Intento aquí contribuir a esa comprensión. El peligro de un lenguaje excluyente es que ha fundado, soportado, sostenido y alimentado una cultura de opresión, injusticia, desigualdad y por lo tanto, de violencia. El lenguaje excluyente ha borrado de un tajo, el lugar que ocupa la mitad de la población en el devenir histórico de la humanidad. Y no es un lugar común o una frase de cajón. El lenguaje excluyente ha operado en la cultura como si el sujeto histórico fuera solo uno. Con unas ciertas particularidades y características, dejando por fuera, negando, desconociendo, invalidando palabras, pensamientos, intereses, sentimientos, lugares de representación en el mundo. Y claro, las personas excluidas reclaman, sin otro propósito que exigir reconocimiento. Pero claro, las personas incluidas per sé, se asustan, porque creen que el empezar a nombrar va a remover estructuras.
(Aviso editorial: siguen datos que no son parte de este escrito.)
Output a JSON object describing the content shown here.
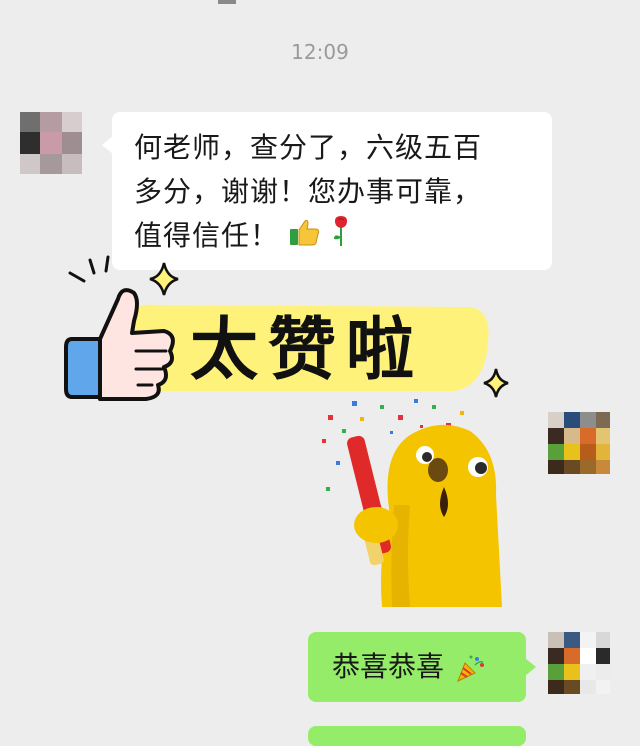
{
  "chat": {
    "timestamp": "12:09",
    "incoming_message": {
      "lines": [
        "何老师，查分了，六级五百",
        "多分，谢谢！您办事可靠，",
        "值得信任！"
      ],
      "emojis": [
        "thumbs-up-icon",
        "rose-icon"
      ]
    },
    "sticker": {
      "text": "太赞啦",
      "icons": [
        "thumbs-up-icon",
        "sparkle-icon",
        "party-popper-icon",
        "yellow-mascot"
      ]
    },
    "outgoing_message": {
      "text": "恭喜恭喜",
      "emoji": "party-popper-icon"
    }
  },
  "colors": {
    "background": "#ededed",
    "incoming_bubble": "#ffffff",
    "outgoing_bubble": "#95ec69",
    "timestamp": "#9a9a9a",
    "sticker_highlight": "#fff27a",
    "mascot_yellow": "#f5c400"
  }
}
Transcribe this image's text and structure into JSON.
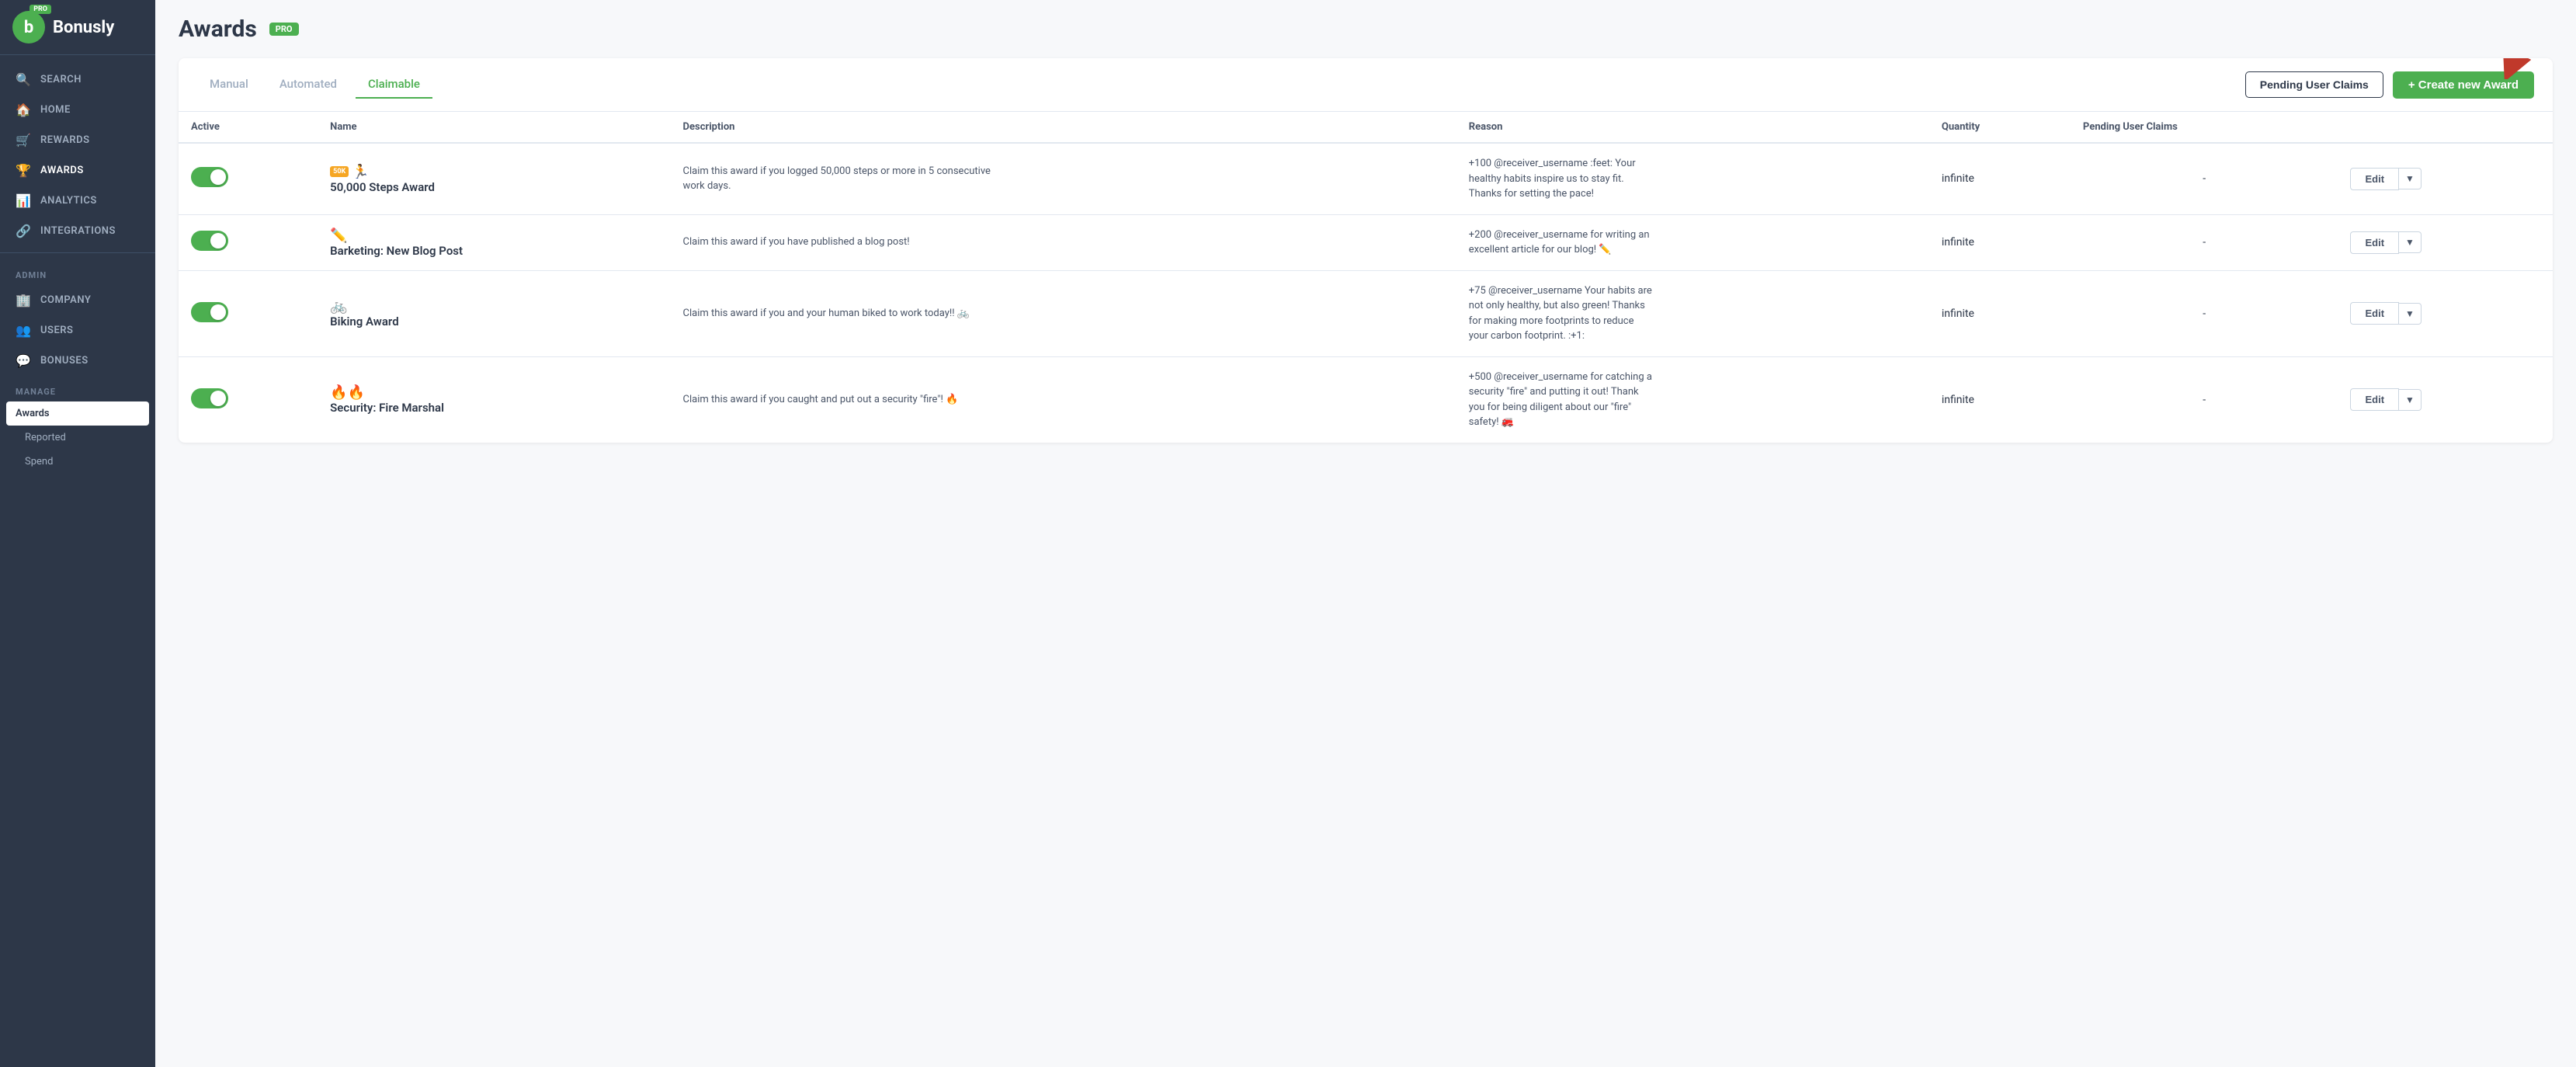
{
  "sidebar": {
    "logo_text": "Bonusly",
    "pro_label": "PRO",
    "nav_items": [
      {
        "id": "search",
        "label": "SEARCH",
        "icon": "🔍"
      },
      {
        "id": "home",
        "label": "HOME",
        "icon": "🏠"
      },
      {
        "id": "rewards",
        "label": "REWARDS",
        "icon": "🛒"
      },
      {
        "id": "awards",
        "label": "AWARDS",
        "icon": "🏆"
      },
      {
        "id": "analytics",
        "label": "ANALYTICS",
        "icon": "📊"
      },
      {
        "id": "integrations",
        "label": "INTEGRATIONS",
        "icon": "🔗"
      }
    ],
    "admin_label": "ADMIN",
    "admin_items": [
      {
        "id": "company",
        "label": "COMPANY",
        "icon": "🏢"
      },
      {
        "id": "users",
        "label": "USERS",
        "icon": "👥"
      },
      {
        "id": "bonuses",
        "label": "BONUSES",
        "icon": "💬"
      }
    ],
    "manage_label": "Manage",
    "sub_items": [
      {
        "id": "awards-sub",
        "label": "Awards",
        "active": true
      },
      {
        "id": "reported",
        "label": "Reported"
      },
      {
        "id": "spend",
        "label": "Spend"
      }
    ]
  },
  "header": {
    "title": "Awards",
    "pro_badge": "PRO"
  },
  "tabs": [
    {
      "id": "manual",
      "label": "Manual",
      "active": false
    },
    {
      "id": "automated",
      "label": "Automated",
      "active": false
    },
    {
      "id": "claimable",
      "label": "Claimable",
      "active": true
    }
  ],
  "toolbar": {
    "pending_btn": "Pending User Claims",
    "create_btn": "+ Create new Award"
  },
  "table": {
    "columns": [
      "Active",
      "Name",
      "Description",
      "Reason",
      "Quantity",
      "Pending User Claims"
    ],
    "rows": [
      {
        "active": true,
        "icon": "🏃",
        "icon_badge": "50K",
        "name": "50,000 Steps Award",
        "description": "Claim this award if you logged 50,000 steps or more in 5 consecutive work days.",
        "reason": "+100 @receiver_username :feet: Your healthy habits inspire us to stay fit. Thanks for setting the pace!",
        "quantity": "infinite",
        "pending": "-",
        "edit_label": "Edit"
      },
      {
        "active": true,
        "icon": "✏️",
        "name": "Barketing: New Blog Post",
        "description": "Claim this award if you have published a blog post!",
        "reason": "+200 @receiver_username for writing an excellent article for our blog! ✏️",
        "quantity": "infinite",
        "pending": "-",
        "edit_label": "Edit"
      },
      {
        "active": true,
        "icon": "🚲",
        "name": "Biking Award",
        "description": "Claim this award if you and your human biked to work today!! 🚲",
        "reason": "+75 @receiver_username Your habits are not only healthy, but also green! Thanks for making more footprints to reduce your carbon footprint. :+1:",
        "quantity": "infinite",
        "pending": "-",
        "edit_label": "Edit"
      },
      {
        "active": true,
        "icon": "🔥",
        "icon2": "🔥",
        "name": "Security: Fire Marshal",
        "description": "Claim this award if you caught and put out a security \"fire\"! 🔥",
        "reason": "+500 @receiver_username for catching a security \"fire\" and putting it out! Thank you for being diligent about our \"fire\" safety! 🚒",
        "quantity": "infinite",
        "pending": "-",
        "edit_label": "Edit"
      }
    ]
  }
}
Pero este miedo, como todos los miedos, es irracional, también es simbólico, también es invisible, pero cuando se activa reacciona y ataca.

Una vez activado el cerebro límbico, el visceral, el primario, el que está a la defensiva, es casi imposible llamarle a la razón y hacerle comprender que no hay nada en riesgo, por el contrario, la riqueza de las palabras, traerá riqueza del pensamiento y por tanto, de la vida, pero quien está amenazado no puede verlo ni comprenderlo. El peligro de ese lenguaje excluyente es la promoción de unas violencias irracionales, que atacan por sospecha a quien está moviendo las estructuras.